Kultur

Ski-Alpin-Star Marco Odermatt siegt in Gröden | ABC-Z

Große Sprünge sind kein Kriterium für Erfolg. Zumindest nicht in der alpinen Abfahrt. Justine Murisier landete nach seinem weiten Satz über die „große Mauer“ in Gröden erst nach 52 Metern wieder auf den Skiern – „Schanzenrekord“ – doch im Ziel der verkürzten Schussfahrt an diesem Donnerstag auf der „Saslong“ belegte der Schweizer nur Rang 22.

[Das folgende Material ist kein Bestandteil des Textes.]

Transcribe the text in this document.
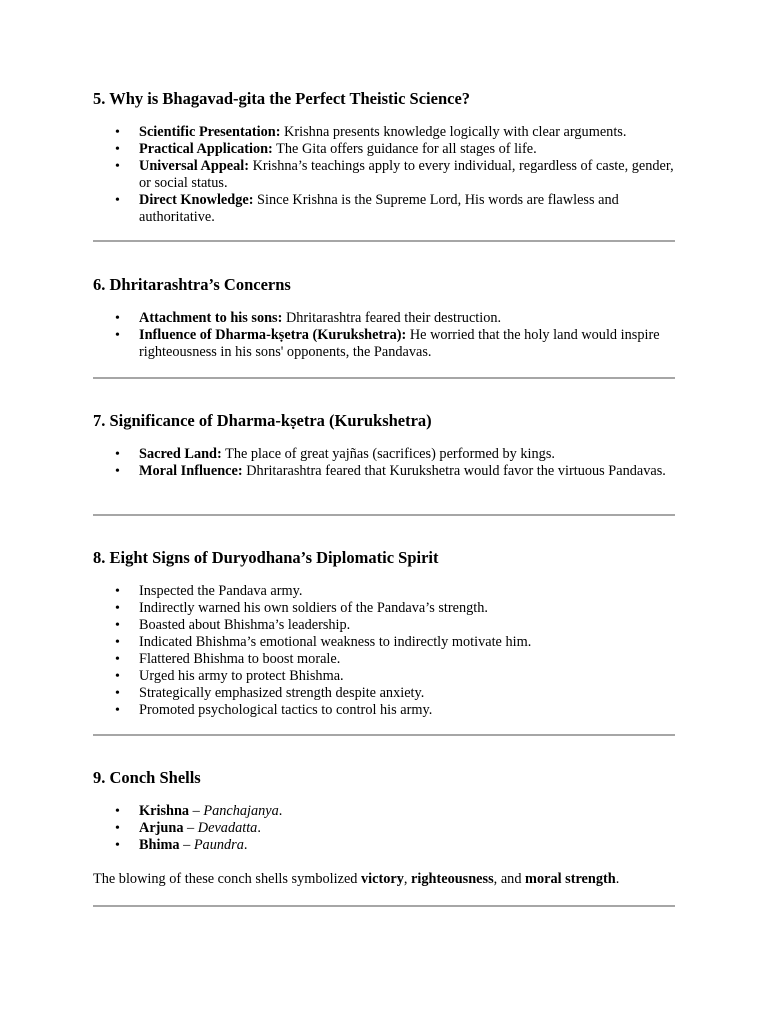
5. Why is Bhagavad-gita the Perfect Theistic Science?
• Scientific Presentation: Krishna presents knowledge logically with clear arguments.
• Practical Application: The Gita offers guidance for all stages of life.
• Universal Appeal: Krishna’s teachings apply to every individual, regardless of caste, gender, or social status.
• Direct Knowledge: Since Krishna is the Supreme Lord, His words are flawless and authoritative.
6. Dhritarashtra’s Concerns
• Attachment to his sons: Dhritarashtra feared their destruction.
• Influence of Dharma-kṣetra (Kurukshetra): He worried that the holy land would inspire righteousness in his sons' opponents, the Pandavas.
7. Significance of Dharma-kṣetra (Kurukshetra)
• Sacred Land: The place of great yajñas (sacrifices) performed by kings.
• Moral Influence: Dhritarashtra feared that Kurukshetra would favor the virtuous Pandavas.
8. Eight Signs of Duryodhana’s Diplomatic Spirit
• Inspected the Pandava army.
• Indirectly warned his own soldiers of the Pandava’s strength.
• Boasted about Bhishma’s leadership.
• Indicated Bhishma’s emotional weakness to indirectly motivate him.
• Flattered Bhishma to boost morale.
• Urged his army to protect Bhishma.
• Strategically emphasized strength despite anxiety.
• Promoted psychological tactics to control his army.
9. Conch Shells
• Krishna – Panchajanya.
• Arjuna – Devadatta.
• Bhima – Paundra.

The blowing of these conch shells symbolized victory, righteousness, and moral strength.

Auch Höchstgeschwindigkeit war nicht das Wichtigste: Dominik Paris wurde in der schnellsten Passage mit 124,9 Kilometern pro Stunde geblitzt. Am Ende der 2415 Meter langen Strecke im Schatten des Langkofels fehlten dem Südtiroler bei seinem Heimrennen aber 0,19 Sekunden auf den Sieger: Rang drei.

Frühere Erfolge wiesen schon gar nicht auf aktuelle Siege hin. Fünf ehemalige Sieger standen auf der Startliste: doch neben Paris, der 2023 gewonnen hatte, konnten auch seine Vorgänger Vincent Kriechmayr aus Österreich (diesmal Rang 24), Bryce Bennett (USA/39.) und Aleksander Aamodt Kilde (Norwegen/42.) heuer nicht reüssieren. Max Franz, Gewinner von 2016, durfte sogar nur als Vorläufer starten. Doch für den Österreicher war schon dies ein Erfolg, hatte er doch die vergangenen drei Winter verletzungsbedingt aussetzen müssen.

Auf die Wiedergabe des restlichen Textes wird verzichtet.